MCX and Smartphones: How Good Is the Support Network?
‘Let your fingers do the walking’ has been replaced by ‘Let your fingers do the buying’
By: James Carlini
Aug. 25, 2012 11:00 AM
Major retailers like Sears, Wal-Mart, Lowe's, Best Buy, Shell and others announced last week their focus on developing MCX, Merchant Customer Exchange, to enhance their sales and cover the growing demand for capabilities to buy things from the smartphone.
This is a great milestone in the area of wireless because it adds credibility to all those preaching that mobile wireless will create a huge paradigm shift as to how the average consumer will be purchasing goods and services in the future. When you get retailers that represent over $1 trillion in sales today talking about developing an app together and related support structures, you know that this is going to become a standard way of doing business.
This new consortium endeavor puts the stamp of approval on mobile purchases. Those retailers who were skeptics, or those who believed that making purchases over a smartphone was just a fad with a small segment of consumers, now have to go back and figure out a strategy in order to keep up with everyone else. Others, who are more in-tune with new technologies, are wondering if transactions made with Smartphones will help alleviate transaction costs for credit card sales.
Multi-Venue Centers: Resort Effect
Collecting all the information will provide new avenue to uncovering trends, target groups and other demographic information that before was limited or non-existent.
As stated in an earlier article, the idea of a "virtual resort" comes to mind. In retail shopping centers, if all stores are on the same network, there could be some cross-marketing and sharing of customers between stores as well. How important is that to the owner of the shopping center? Understanding all the data might mean certain stores are complementary to one another while others may not be a good fit to have both in the same shopping center.
Many shopping centers are dying because stores close down and it's hard to secure another retailer that may think the shopping center is in a downward spiral. Some centers have remodeled but is putting in a waterfall going to help all the businesses? Maybe they should be looking at putting in networks and new high-tech apps to help stores with traffic as well as demographics.
Where Do I Learn About This?
It's not enough to know real estate, technology or infrastructure issues. The real skill set is knowing how all these concepts and individual areas converge together.
Some courses in this new area of merged Real Estate, Infrastructure, Technologies, and regional Economic Development should be offered. There is a lot to learn and a lot to leave behind.
Twentieth century solutions do not solve 21st century challenges, yet graduate real estate curricula are targeted to the 1950s at best with their worn strategies or the 1850s if they are really lagging behind.
How do I build a stronger real estate platform for electronic commerce? This should be answered in today's curricula.
With all this new technology comes the requirement of understanding how to use it and apply it in different venues including shopping centers, outlet centers and fashion malls.

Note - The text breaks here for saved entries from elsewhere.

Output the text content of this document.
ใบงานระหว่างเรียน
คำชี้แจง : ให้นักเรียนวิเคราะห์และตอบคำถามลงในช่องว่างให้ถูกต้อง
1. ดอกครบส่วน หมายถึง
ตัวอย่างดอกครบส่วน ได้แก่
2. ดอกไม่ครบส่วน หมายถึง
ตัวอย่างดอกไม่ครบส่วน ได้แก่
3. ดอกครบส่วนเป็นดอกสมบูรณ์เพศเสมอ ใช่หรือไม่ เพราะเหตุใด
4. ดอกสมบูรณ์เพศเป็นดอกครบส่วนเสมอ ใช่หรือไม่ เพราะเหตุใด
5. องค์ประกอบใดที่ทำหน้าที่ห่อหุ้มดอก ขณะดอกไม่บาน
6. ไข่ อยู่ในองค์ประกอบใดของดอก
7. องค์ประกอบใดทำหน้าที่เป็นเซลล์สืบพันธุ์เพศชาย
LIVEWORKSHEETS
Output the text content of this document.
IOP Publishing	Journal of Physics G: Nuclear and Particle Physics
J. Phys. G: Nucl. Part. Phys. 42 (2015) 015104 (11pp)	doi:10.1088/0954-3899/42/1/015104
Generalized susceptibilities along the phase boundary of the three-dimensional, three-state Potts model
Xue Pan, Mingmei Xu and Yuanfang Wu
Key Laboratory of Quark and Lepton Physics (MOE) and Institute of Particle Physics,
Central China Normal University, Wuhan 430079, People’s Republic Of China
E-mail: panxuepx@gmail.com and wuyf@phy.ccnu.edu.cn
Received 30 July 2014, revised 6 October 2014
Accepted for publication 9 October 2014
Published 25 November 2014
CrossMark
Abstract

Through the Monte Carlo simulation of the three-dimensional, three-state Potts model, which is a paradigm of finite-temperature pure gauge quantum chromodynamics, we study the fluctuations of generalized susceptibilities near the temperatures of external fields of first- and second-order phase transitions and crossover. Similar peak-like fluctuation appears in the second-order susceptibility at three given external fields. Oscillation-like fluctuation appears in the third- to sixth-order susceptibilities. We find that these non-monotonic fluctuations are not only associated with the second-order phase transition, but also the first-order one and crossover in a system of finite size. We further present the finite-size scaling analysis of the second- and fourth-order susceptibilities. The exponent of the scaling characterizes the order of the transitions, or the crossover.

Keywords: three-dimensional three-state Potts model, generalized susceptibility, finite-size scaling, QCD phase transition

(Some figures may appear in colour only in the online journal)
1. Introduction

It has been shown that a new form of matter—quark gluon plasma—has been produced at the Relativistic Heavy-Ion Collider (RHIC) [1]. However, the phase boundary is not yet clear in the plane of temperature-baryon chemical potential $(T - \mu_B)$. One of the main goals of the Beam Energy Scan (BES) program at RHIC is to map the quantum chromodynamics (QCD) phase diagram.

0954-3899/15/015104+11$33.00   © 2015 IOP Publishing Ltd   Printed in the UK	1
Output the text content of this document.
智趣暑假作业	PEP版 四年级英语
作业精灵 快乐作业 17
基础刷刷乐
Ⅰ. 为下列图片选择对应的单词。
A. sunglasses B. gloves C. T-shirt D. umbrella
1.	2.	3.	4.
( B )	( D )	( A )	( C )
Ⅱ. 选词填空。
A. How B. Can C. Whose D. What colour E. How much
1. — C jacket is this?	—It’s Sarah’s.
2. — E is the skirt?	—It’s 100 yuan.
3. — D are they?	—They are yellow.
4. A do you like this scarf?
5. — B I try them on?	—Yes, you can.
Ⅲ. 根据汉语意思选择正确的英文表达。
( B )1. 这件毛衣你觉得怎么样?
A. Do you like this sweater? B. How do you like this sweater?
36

The Merchant Customer Exchange will provide a lot of information to retailers about consumers and their buying habits, but you also should wonder what it might be able to do in predicting what combination of stores create the most productive shopping malls.
Is your shopping center or mall wired up to support this? That's the question retailers will be asking property owners before locating into shopping centers across the country.